In the present study, Drug A in the HA formulation was retained for a longer time than that in the MC formulation as well as the aqueous solution. Based on this finding, we employed HA as the gel base in the following pharmacological study with acute pain model rats prepared by injecting bradykinin solution into the knee joint. Contrary to Drug A, the release of ICG from the MC and HA gels was almost equivalent. Drug A and ICG are water soluble and their molecular weights, about 500 and 775, respectively, are close to each other. We could not explain the difference between ICG and Drug A based on water solubility or molecular weight. We speculate that other factors such as interaction between the drug and polymer would affect the different release pattern.

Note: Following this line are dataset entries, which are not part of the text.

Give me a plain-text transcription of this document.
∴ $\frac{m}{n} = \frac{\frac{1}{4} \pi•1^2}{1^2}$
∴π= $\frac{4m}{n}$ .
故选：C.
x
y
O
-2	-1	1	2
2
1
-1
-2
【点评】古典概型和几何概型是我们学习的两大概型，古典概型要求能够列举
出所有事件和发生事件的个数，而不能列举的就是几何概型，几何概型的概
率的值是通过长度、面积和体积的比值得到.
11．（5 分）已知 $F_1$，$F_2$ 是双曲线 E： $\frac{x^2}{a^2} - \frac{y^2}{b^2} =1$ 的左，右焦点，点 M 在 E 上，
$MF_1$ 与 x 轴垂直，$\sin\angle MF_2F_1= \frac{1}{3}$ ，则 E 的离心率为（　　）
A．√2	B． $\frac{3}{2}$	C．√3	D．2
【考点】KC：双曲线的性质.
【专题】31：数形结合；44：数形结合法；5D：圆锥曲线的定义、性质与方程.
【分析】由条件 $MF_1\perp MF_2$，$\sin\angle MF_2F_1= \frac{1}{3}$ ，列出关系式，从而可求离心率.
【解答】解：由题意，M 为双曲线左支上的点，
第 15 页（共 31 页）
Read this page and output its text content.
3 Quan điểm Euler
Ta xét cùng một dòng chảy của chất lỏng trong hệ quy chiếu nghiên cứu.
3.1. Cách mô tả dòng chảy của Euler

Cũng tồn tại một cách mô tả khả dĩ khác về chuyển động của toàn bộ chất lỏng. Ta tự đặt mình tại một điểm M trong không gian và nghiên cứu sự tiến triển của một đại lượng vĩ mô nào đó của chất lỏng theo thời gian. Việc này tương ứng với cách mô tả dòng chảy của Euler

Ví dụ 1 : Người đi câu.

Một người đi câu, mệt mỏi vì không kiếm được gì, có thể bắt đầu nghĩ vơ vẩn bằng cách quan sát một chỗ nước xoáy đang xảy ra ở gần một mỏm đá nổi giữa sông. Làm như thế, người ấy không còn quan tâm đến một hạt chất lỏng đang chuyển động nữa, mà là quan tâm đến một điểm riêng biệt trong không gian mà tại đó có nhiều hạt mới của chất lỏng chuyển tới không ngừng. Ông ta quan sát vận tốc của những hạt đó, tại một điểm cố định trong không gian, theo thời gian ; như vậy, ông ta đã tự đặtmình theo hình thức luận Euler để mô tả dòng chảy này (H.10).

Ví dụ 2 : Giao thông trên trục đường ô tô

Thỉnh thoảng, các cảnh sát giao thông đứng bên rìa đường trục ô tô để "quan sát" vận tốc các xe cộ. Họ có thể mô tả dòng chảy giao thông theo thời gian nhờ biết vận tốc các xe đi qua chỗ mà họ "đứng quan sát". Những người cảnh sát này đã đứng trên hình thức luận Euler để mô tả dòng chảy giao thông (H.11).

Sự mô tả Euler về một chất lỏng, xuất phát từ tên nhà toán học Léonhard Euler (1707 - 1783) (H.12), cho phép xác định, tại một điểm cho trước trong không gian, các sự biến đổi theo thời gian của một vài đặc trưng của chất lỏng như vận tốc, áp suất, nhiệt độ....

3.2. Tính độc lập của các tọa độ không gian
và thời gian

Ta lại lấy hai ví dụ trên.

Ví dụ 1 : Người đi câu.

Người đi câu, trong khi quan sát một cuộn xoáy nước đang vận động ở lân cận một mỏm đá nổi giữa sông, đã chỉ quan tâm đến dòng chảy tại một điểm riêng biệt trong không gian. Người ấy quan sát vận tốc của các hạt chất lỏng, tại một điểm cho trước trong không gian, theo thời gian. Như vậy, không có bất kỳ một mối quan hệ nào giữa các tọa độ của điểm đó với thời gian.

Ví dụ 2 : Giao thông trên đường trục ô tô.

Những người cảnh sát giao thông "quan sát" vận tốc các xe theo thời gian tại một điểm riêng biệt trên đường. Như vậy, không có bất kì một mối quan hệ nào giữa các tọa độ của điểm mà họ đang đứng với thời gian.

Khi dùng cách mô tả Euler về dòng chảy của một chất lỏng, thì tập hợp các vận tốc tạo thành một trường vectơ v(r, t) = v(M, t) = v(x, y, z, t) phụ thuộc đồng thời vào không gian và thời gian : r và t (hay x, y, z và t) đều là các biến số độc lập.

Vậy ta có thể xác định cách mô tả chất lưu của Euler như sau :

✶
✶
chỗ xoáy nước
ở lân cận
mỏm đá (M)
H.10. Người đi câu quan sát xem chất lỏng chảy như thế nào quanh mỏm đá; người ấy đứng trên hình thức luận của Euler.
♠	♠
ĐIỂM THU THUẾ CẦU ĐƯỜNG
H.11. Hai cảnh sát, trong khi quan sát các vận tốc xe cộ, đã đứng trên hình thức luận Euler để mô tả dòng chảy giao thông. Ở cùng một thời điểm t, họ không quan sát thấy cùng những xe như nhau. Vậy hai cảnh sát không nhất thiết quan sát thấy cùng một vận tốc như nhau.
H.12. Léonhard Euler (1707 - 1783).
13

The walking test showed that the pain-relief effect of the HA gel formulation containing Drug A was increased and prolonged compared with the aqueous solution of Drug A. The HA gel formulation without Drug A was also significantly effective compared with the water for injection, which is in accordance with the fact that HA gel formulations have been used clinically for rheumatoid arthritis patients. The decreases in the walking distance of the rats administered the HA gel formulation without Drug A on days 1 and 3 were almost the same, suggesting that the HA gel remained in the knee cavity for 3 d. On day 3, the HA gel formulation with Dug A was significantly more effective than that without Drug A and the aqueous Drug A solution, suggesting that synergistic effects of the combination of Drug A with HA gel worked to improve the mobility of the acute pain model rats. Although we did not examine the systemic side effects of Drug A intra-articularly administered into the knee joint as the HA gel formulation, we expect them to be weaker than those orally administered because the leakage of Drug A should be suppressed by the gel formulation. Since pain due to bradykinin does not reproduce rheumatoid inflammation, it should be noted that permeability of a substance from the joint to the blood vessel may be different in actual rheumatism. However, it is considered that the HA gel formulation is effective for sustained release of a substance in actual rheumatism. Since the gel formulation is a simple prescription, it is considered to be suitable for clinical development.
From these results, we believe that an intra-knee joint sustained-release gel formulation can be conveniently prepared and is a useful preparation capable of a slow release. However, based on the time–course of the fluorescence intensity of ICG and concentration of Drug A administered in the rat knee joint as the HA gel formulations, there is still room to improve the formulation for a prolonged action and controlled release. Now, we are investigating an HA gel formulation containing ICG-microspheres to meet these requirements.18–24)
The authors declare no conflict of interest.